Riceviamo dai compagni della redazione Il Pungolo Rosso e pubblichiamo qui sotto questo contributo giàè disponibile sul loro sito (vedi qui):
Helwan, Egitto: la protesta degli operai della Egyptian Iron and Steel Company
Riprendiamo da Mada Masr, una testata egiziana indipendente, questo articolo. La protesta operaia di cui si parla – e di cui abbiamo già parlato mesi fa – copre i primi mesi di questo anno, fino al 30 maggio, è una lotta contro la chiusura di una delle acciaierie storiche di questo paese, la cui fondazione risale agli anni del nasserismo e al suo programma di rendere il paese indipendente quanto all’industria pesante (e tessile). Una lotta sconfitta perché anche l’ultimo forno dell’acciaieria è stato improvvisamente chiuso da pochi giorni, senza preavviso, per colpire la resistenza delle maestranze e del loro organismo sindacale.

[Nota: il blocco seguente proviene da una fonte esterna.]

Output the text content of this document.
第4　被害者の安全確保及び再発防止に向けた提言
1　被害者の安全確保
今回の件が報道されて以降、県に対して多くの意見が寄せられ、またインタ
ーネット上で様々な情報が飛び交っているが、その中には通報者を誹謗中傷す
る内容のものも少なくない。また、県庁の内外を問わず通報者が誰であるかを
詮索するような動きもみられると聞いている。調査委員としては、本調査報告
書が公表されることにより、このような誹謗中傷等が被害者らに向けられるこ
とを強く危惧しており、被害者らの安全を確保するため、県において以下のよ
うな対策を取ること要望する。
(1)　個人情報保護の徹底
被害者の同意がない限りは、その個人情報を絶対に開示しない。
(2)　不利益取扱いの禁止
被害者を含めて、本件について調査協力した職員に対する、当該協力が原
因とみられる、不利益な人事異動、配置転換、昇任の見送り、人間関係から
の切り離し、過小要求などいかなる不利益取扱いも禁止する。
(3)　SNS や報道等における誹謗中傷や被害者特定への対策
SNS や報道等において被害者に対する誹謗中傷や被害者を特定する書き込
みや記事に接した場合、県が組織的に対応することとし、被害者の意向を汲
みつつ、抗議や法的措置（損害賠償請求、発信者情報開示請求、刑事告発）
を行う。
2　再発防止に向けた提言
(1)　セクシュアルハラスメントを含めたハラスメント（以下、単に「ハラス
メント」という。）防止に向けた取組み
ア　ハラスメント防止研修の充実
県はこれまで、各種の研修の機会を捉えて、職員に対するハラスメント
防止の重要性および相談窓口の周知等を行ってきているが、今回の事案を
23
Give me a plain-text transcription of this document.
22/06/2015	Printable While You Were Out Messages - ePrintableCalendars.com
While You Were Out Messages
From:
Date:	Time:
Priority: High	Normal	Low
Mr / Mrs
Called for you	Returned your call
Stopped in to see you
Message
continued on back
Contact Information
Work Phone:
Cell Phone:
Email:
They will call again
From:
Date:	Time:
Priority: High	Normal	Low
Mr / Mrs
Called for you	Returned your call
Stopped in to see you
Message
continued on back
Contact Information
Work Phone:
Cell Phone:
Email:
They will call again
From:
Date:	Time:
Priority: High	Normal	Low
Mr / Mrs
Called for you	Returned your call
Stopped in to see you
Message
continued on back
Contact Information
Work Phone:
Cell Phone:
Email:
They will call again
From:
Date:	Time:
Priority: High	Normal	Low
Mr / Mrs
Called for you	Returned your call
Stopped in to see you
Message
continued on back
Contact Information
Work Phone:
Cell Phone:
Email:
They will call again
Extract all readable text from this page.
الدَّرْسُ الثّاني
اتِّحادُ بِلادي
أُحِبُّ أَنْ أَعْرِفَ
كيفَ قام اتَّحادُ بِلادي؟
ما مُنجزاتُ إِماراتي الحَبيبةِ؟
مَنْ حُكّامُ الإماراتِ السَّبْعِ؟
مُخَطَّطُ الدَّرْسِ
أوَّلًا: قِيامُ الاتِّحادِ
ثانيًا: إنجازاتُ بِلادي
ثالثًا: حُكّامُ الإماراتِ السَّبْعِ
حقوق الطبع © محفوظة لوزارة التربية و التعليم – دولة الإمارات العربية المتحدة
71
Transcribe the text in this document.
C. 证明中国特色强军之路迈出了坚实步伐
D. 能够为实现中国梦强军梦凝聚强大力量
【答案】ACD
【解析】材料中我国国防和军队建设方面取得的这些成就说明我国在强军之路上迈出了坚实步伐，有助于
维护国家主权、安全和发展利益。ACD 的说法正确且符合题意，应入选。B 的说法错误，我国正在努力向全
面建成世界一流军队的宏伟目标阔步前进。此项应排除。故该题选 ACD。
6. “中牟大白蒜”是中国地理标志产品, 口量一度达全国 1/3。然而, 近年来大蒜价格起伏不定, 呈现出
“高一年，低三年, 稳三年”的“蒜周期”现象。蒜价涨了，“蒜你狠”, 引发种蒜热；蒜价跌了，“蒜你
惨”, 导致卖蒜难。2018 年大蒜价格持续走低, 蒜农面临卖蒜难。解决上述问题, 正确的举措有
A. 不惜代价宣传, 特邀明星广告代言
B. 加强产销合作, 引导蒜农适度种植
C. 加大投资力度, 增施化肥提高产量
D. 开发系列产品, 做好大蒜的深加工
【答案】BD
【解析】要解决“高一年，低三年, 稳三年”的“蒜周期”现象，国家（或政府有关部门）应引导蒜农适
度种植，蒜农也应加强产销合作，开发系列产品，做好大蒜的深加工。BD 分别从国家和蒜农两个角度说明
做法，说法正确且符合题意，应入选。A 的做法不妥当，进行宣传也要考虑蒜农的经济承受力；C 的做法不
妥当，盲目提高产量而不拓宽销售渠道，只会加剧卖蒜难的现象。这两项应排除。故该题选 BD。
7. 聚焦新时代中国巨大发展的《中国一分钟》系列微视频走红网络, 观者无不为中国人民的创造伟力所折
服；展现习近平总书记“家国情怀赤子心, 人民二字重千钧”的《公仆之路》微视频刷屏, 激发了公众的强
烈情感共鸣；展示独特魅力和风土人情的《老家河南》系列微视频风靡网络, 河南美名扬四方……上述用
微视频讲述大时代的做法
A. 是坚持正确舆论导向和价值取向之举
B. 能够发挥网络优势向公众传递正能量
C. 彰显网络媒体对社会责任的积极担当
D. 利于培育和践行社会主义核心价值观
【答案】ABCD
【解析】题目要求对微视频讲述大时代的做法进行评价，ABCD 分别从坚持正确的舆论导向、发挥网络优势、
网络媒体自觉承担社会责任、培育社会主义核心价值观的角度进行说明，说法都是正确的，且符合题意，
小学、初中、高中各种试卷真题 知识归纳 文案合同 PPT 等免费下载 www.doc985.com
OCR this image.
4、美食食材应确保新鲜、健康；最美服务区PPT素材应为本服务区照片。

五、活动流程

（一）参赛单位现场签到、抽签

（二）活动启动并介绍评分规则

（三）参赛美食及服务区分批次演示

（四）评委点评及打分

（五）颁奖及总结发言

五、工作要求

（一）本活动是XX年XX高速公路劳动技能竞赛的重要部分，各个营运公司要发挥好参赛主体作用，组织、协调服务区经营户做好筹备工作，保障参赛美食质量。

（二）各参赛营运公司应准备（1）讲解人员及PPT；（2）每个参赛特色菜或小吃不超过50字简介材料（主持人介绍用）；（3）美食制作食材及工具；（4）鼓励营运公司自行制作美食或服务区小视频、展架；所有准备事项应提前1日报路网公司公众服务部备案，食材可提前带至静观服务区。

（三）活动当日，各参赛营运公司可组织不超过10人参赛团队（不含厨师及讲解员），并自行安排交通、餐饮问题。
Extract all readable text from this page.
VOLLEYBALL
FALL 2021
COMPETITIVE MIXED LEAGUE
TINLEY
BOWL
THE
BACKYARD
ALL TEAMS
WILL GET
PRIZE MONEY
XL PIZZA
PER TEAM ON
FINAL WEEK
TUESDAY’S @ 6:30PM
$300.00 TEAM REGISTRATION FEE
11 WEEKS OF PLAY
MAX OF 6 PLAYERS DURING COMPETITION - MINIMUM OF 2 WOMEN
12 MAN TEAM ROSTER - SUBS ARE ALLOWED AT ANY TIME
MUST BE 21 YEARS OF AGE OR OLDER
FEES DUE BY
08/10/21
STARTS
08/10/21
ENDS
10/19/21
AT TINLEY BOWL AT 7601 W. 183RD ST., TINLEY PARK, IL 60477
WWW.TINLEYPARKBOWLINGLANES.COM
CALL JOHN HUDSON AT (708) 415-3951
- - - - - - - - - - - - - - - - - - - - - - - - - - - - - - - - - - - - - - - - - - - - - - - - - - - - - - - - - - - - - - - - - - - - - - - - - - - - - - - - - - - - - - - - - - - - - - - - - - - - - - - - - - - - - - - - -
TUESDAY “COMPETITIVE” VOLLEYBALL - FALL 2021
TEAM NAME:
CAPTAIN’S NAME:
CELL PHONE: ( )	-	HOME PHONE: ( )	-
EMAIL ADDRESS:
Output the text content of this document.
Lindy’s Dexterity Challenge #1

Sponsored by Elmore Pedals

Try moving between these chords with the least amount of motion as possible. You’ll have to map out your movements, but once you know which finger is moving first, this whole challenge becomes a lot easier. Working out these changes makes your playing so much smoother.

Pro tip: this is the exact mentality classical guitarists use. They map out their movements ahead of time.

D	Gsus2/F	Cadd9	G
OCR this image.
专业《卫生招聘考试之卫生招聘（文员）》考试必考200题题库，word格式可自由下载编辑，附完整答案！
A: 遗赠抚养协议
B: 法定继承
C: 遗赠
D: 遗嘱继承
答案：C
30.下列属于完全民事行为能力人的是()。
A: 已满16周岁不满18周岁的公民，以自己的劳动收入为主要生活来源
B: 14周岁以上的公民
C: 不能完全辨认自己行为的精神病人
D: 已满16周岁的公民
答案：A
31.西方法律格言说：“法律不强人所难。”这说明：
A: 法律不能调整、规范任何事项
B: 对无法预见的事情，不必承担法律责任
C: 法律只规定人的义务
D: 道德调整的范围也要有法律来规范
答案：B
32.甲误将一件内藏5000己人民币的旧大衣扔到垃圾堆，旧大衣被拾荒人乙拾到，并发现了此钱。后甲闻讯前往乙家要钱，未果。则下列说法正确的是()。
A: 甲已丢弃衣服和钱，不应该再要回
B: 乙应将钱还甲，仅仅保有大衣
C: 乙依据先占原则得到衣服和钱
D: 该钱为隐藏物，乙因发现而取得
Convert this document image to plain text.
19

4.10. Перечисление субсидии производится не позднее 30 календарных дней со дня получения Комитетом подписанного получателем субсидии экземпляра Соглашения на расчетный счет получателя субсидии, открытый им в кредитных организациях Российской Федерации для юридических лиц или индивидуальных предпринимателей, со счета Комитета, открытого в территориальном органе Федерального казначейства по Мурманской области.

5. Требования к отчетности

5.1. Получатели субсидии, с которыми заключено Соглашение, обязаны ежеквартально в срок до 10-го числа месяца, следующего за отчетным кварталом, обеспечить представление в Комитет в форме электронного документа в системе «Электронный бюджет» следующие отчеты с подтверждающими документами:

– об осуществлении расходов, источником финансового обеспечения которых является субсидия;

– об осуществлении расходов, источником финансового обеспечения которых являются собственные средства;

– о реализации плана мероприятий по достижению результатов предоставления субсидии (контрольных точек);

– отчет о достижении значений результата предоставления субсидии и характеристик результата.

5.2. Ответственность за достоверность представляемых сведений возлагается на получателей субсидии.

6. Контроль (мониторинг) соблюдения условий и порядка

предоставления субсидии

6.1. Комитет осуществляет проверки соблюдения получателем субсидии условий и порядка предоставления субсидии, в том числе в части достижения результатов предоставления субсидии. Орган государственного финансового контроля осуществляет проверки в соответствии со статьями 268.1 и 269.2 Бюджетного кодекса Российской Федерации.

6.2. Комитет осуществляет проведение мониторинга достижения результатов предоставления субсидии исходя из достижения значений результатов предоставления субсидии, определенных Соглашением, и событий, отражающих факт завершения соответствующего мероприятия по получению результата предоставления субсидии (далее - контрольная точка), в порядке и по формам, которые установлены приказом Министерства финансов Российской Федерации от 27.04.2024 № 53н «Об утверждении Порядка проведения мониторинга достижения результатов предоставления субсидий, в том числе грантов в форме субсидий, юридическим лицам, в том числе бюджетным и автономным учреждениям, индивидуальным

Questa vicenda mette in luce come stia procedendo a tappe forzate il processo di smantellamento di gran parte di quella storica industria di stato a favore di un processo di privatizzazione della produzione industriale che molto spesso equivale alla svendita al capitale straniero. Negli anni di Sisi, infatti, sono stati introdotti forti incentivi a favore degli investimenti esteri accompagnati da “solide misure macroeconomiche” (per dirla con l’ambasciatore d’Egitto in Italia, Hisham Badr). Su questa ristrutturazione sempre più extra-vertita si sono tuffati a pesce i piranha italiani (padroni di grandi e piccole imprese) investendo nell’estrazione di petrolio, gas, metalli rari, ferrovie, porti, industria del cuoio e degli arredamenti, etc., facendo del capitalismo italiano il primo investitore nel paese (per un totale di 27.7 miliardi di dollari).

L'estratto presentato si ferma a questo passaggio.